Demythologisation promises transcendence. It claims that by exposing myths, we step outside them. But as the previous posts have shown, stepping outside all structuring conditions of intelligibility is not an available move. Critique itself operates within constraints: it privileges certain forms of explanation, legitimises particular authorities, and stabilises expectations about what counts as enlightenment or progress.

The myth of demythologisation does important work. It authorises critique while disguising its own scaffolding. It reassures us that we occupy a privileged vantage point — rational, secular, post‑mythic — from which earlier frameworks can be judged without remainder. In doing so, it quietly installs a new infrastructure of meaning, one that is no less constraining for being unacknowledged.

This is not a call to abandon critique, reason, or science. It is a call to own their mythic character. Demythologisation becomes dangerous only when it mistakes itself for a final escape rather than a situated practice. When its mythic function is invisible, it hardens into authority. When recognised, it becomes a responsible mode of participation.

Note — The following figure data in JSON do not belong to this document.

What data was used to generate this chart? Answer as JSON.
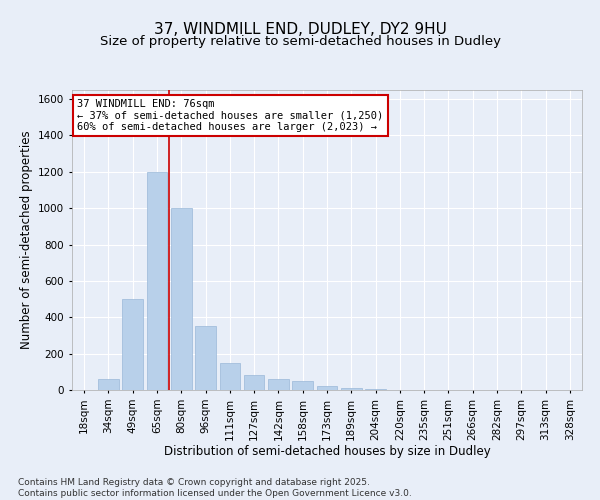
{
  "title1": "37, WINDMILL END, DUDLEY, DY2 9HU",
  "title2": "Size of property relative to semi-detached houses in Dudley",
  "xlabel": "Distribution of semi-detached houses by size in Dudley",
  "ylabel": "Number of semi-detached properties",
  "footnote": "Contains HM Land Registry data © Crown copyright and database right 2025.\nContains public sector information licensed under the Open Government Licence v3.0.",
  "categories": [
    "18sqm",
    "34sqm",
    "49sqm",
    "65sqm",
    "80sqm",
    "96sqm",
    "111sqm",
    "127sqm",
    "142sqm",
    "158sqm",
    "173sqm",
    "189sqm",
    "204sqm",
    "220sqm",
    "235sqm",
    "251sqm",
    "266sqm",
    "282sqm",
    "297sqm",
    "313sqm",
    "328sqm"
  ],
  "values": [
    0,
    60,
    500,
    1200,
    1000,
    350,
    150,
    80,
    60,
    50,
    20,
    10,
    5,
    0,
    0,
    0,
    0,
    0,
    0,
    0,
    0
  ],
  "bar_color": "#b8d0ea",
  "bar_edge_color": "#9ab8d8",
  "vline_color": "#cc0000",
  "vline_x_index": 3,
  "annotation_title": "37 WINDMILL END: 76sqm",
  "annotation_line1": "← 37% of semi-detached houses are smaller (1,250)",
  "annotation_line2": "60% of semi-detached houses are larger (2,023) →",
  "annotation_box_color": "#cc0000",
  "ylim": [
    0,
    1650
  ],
  "yticks": [
    0,
    200,
    400,
    600,
    800,
    1000,
    1200,
    1400,
    1600
  ],
  "bg_color": "#e8eef8",
  "plot_bg_color": "#e8eef8",
  "grid_color": "#ffffff",
  "title1_fontsize": 11,
  "title2_fontsize": 9.5,
  "axis_label_fontsize": 8.5,
  "tick_fontsize": 7.5,
  "footnote_fontsize": 6.5,
  "annotation_fontsize": 7.5
}
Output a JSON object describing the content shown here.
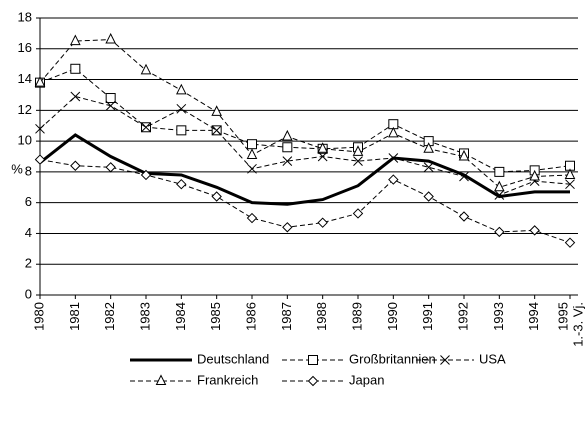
{
  "chart_data": {
    "type": "line",
    "y_label": "%",
    "categories": [
      "1980",
      "1981",
      "1982",
      "1983",
      "1984",
      "1985",
      "1986",
      "1987",
      "1988",
      "1989",
      "1990",
      "1991",
      "1992",
      "1993",
      "1994",
      "1995"
    ],
    "annotation": "1.-3. Vj.",
    "series": [
      {
        "name": "Deutschland",
        "color": "#000000",
        "line_style": "solid-thick",
        "marker": "none",
        "values": [
          8.6,
          10.4,
          9.0,
          7.9,
          7.8,
          7.0,
          6.0,
          5.9,
          6.2,
          7.1,
          8.9,
          8.7,
          7.8,
          6.4,
          6.7,
          6.7
        ]
      },
      {
        "name": "Großbritannien",
        "color": "#000000",
        "line_style": "dashed",
        "marker": "square",
        "values": [
          13.8,
          14.7,
          12.8,
          10.9,
          10.7,
          10.7,
          9.8,
          9.6,
          9.5,
          9.6,
          11.1,
          10.0,
          9.2,
          8.0,
          8.1,
          8.4
        ]
      },
      {
        "name": "USA",
        "color": "#000000",
        "line_style": "dashed",
        "marker": "x",
        "values": [
          10.8,
          12.9,
          12.3,
          10.9,
          12.1,
          10.7,
          8.2,
          8.7,
          9.0,
          8.7,
          8.9,
          8.3,
          7.7,
          6.5,
          7.4,
          7.2
        ]
      },
      {
        "name": "Frankreich",
        "color": "#000000",
        "line_style": "dashed",
        "marker": "triangle",
        "values": [
          13.8,
          16.5,
          16.6,
          14.6,
          13.3,
          11.9,
          9.1,
          10.3,
          9.5,
          9.3,
          10.5,
          9.5,
          9.0,
          7.0,
          7.7,
          7.8
        ]
      },
      {
        "name": "Japan",
        "color": "#000000",
        "line_style": "dashed",
        "marker": "diamond",
        "values": [
          8.8,
          8.4,
          8.3,
          7.8,
          7.2,
          6.4,
          5.0,
          4.4,
          4.7,
          5.3,
          7.5,
          6.4,
          5.1,
          4.1,
          4.2,
          3.4
        ]
      }
    ],
    "ylim": [
      0,
      18
    ],
    "yticks": [
      0,
      2,
      4,
      6,
      8,
      10,
      12,
      14,
      16,
      18
    ],
    "grid": true
  }
}
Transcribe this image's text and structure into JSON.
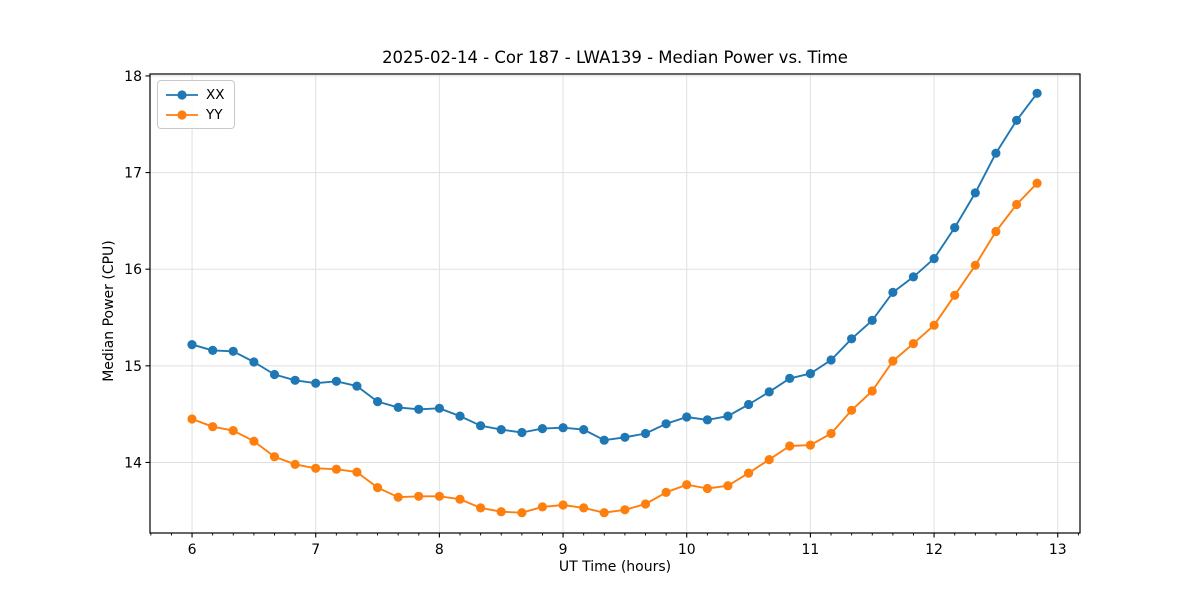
{
  "figure": {
    "title": "2025-02-14 - Cor 187 - LWA139 - Median Power vs. Time",
    "xlabel": "UT Time (hours)",
    "ylabel": "Median Power (CPU)"
  },
  "chart_data": {
    "type": "line",
    "title": "2025-02-14 - Cor 187 - LWA139 - Median Power vs. Time",
    "xlabel": "UT Time (hours)",
    "ylabel": "Median Power (CPU)",
    "xlim": [
      5.66,
      13.18
    ],
    "ylim": [
      13.27,
      18.02
    ],
    "xticks": [
      6,
      7,
      8,
      9,
      10,
      11,
      12,
      13
    ],
    "yticks": [
      14,
      15,
      16,
      17,
      18
    ],
    "minor_xtick_step": 0.16667,
    "grid": true,
    "grid_color": "#e0e0e0",
    "legend_position": "upper left",
    "marker": "o",
    "x": [
      6.0,
      6.167,
      6.333,
      6.5,
      6.667,
      6.833,
      7.0,
      7.167,
      7.333,
      7.5,
      7.667,
      7.833,
      8.0,
      8.167,
      8.333,
      8.5,
      8.667,
      8.833,
      9.0,
      9.167,
      9.333,
      9.5,
      9.667,
      9.833,
      10.0,
      10.167,
      10.333,
      10.5,
      10.667,
      10.833,
      11.0,
      11.167,
      11.333,
      11.5,
      11.667,
      11.833,
      12.0,
      12.167,
      12.333,
      12.5,
      12.667,
      12.833
    ],
    "series": [
      {
        "name": "XX",
        "color": "#1f77b4",
        "values": [
          15.22,
          15.16,
          15.15,
          15.04,
          14.91,
          14.85,
          14.82,
          14.84,
          14.79,
          14.63,
          14.57,
          14.55,
          14.56,
          14.48,
          14.38,
          14.34,
          14.31,
          14.35,
          14.36,
          14.34,
          14.23,
          14.26,
          14.3,
          14.4,
          14.47,
          14.44,
          14.48,
          14.6,
          14.73,
          14.87,
          14.92,
          15.06,
          15.28,
          15.47,
          15.76,
          15.92,
          16.11,
          16.43,
          16.79,
          17.2,
          17.54,
          17.82
        ]
      },
      {
        "name": "YY",
        "color": "#ff7f0e",
        "values": [
          14.45,
          14.37,
          14.33,
          14.22,
          14.06,
          13.98,
          13.94,
          13.93,
          13.9,
          13.74,
          13.64,
          13.65,
          13.65,
          13.62,
          13.53,
          13.49,
          13.48,
          13.54,
          13.56,
          13.53,
          13.48,
          13.51,
          13.57,
          13.69,
          13.77,
          13.73,
          13.76,
          13.89,
          14.03,
          14.17,
          14.18,
          14.3,
          14.54,
          14.74,
          15.05,
          15.23,
          15.42,
          15.73,
          16.04,
          16.39,
          16.67,
          16.89
        ]
      }
    ]
  }
}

Seen this way, the goal is not to eliminate myth, but to relate to it lucidly. Myths do not vanish under analysis; they shift, recombine, and reconfigure. The task is to remain attentive to the constraints we inhabit, the narratives that stabilise our thinking, and the power they quietly exercise.

This completes the triad begun with creation without beginnings and deepened through myth as constraint. We end not with demystification, but with responsibility: the willingness to recognise the invisible architecture shaping our worlds, and to live within it consciously, without the comfort of false transcendence.

There is no post‑mythic position. But there is a reflective one. And that, perhaps, is the most human stance available to us.